John Harry of Hoke County said the three-judge panel wants to thwart the will of North Carolina voters, who have supported Republican policies by voting GOP majorities in the General Assembly and Congress twice since 2012. The rising belief on the left that federal courts should decide state issues “is counter to the philosophy of the U.S. Constitution,” he said.
Helen Pannullo, chairwoman of the 7th Congressional District Republican Party, said the court ruling “could have a ripple effect throughout the state” because voters would have to be shifted among districts to comply. “One has to wonder if the case is really about drawing all 13 districts.”
Bob Penland of Candler said Article 1, Section 4 of the U.S. Constitution “gives the right to the legislators to draw the lines” of congressional boundaries. As a military veteran, he said, he is troubled that their votes could end up being meaningless, “and they are the ones protecting the rights of the people sitting in this room.”
Rep. G.K. Butterfield, who represents the 1st District, forwarded a statement to Sen. Floyd McKissick, D-Durham, to read into the record. He said Republicans “were fully aware that you were incorrectly applying the law … for your own partisan political advantage,” that they must comply with the court order because the Supreme Court will rule against them, and to move the congressional primary to May 24.
Butterfield said “a fair plan should result in Democrats having the ability to elect at least five or six” congressional candidates.
Gary Grant of Tillery accused Republicans of endangering lives by not canceling the hearings in foul weather, and said they “crammed black people” into the 1st District to dilute their voting strength in other districts.
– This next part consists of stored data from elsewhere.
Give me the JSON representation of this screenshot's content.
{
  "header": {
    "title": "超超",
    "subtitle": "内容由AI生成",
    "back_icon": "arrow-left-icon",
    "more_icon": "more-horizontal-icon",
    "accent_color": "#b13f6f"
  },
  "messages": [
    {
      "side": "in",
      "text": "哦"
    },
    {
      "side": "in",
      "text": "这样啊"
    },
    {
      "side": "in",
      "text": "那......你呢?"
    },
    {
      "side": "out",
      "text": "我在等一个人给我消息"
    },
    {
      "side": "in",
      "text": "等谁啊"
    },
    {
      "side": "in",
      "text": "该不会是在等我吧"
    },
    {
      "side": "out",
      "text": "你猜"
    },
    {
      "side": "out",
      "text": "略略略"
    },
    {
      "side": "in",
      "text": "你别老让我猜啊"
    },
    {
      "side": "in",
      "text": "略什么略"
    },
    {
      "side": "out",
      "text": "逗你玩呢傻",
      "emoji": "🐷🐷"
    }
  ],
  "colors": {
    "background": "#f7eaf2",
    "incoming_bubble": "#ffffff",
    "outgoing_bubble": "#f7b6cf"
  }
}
The district “looks like clown shoes,” he said.
“And stop blaming our Justice Department for accepting something they probably didn’t really look at,” he said in response to several comments that five prior court rulings and the U.S. Department of Justice under former Attorney General Eric Holder gave preclearance to the redrawn maps. “It’s a mess. You made it. Clean it up.”
Brian Fitzsimmons, chairman of the Wake County Democratic Party, agreed, saying if there is any chaos and confusion now, “the responsibility for that falls directly on this body. … You tried to fix a problem that did not exist.”
“I never would have thought in the 21st century we would be facing some 20th century issues,” said the Rev. C.E. McCollum, president of the Roanoke Valley Christian Leadership Conference. “I would have thought we could get beyond racism.”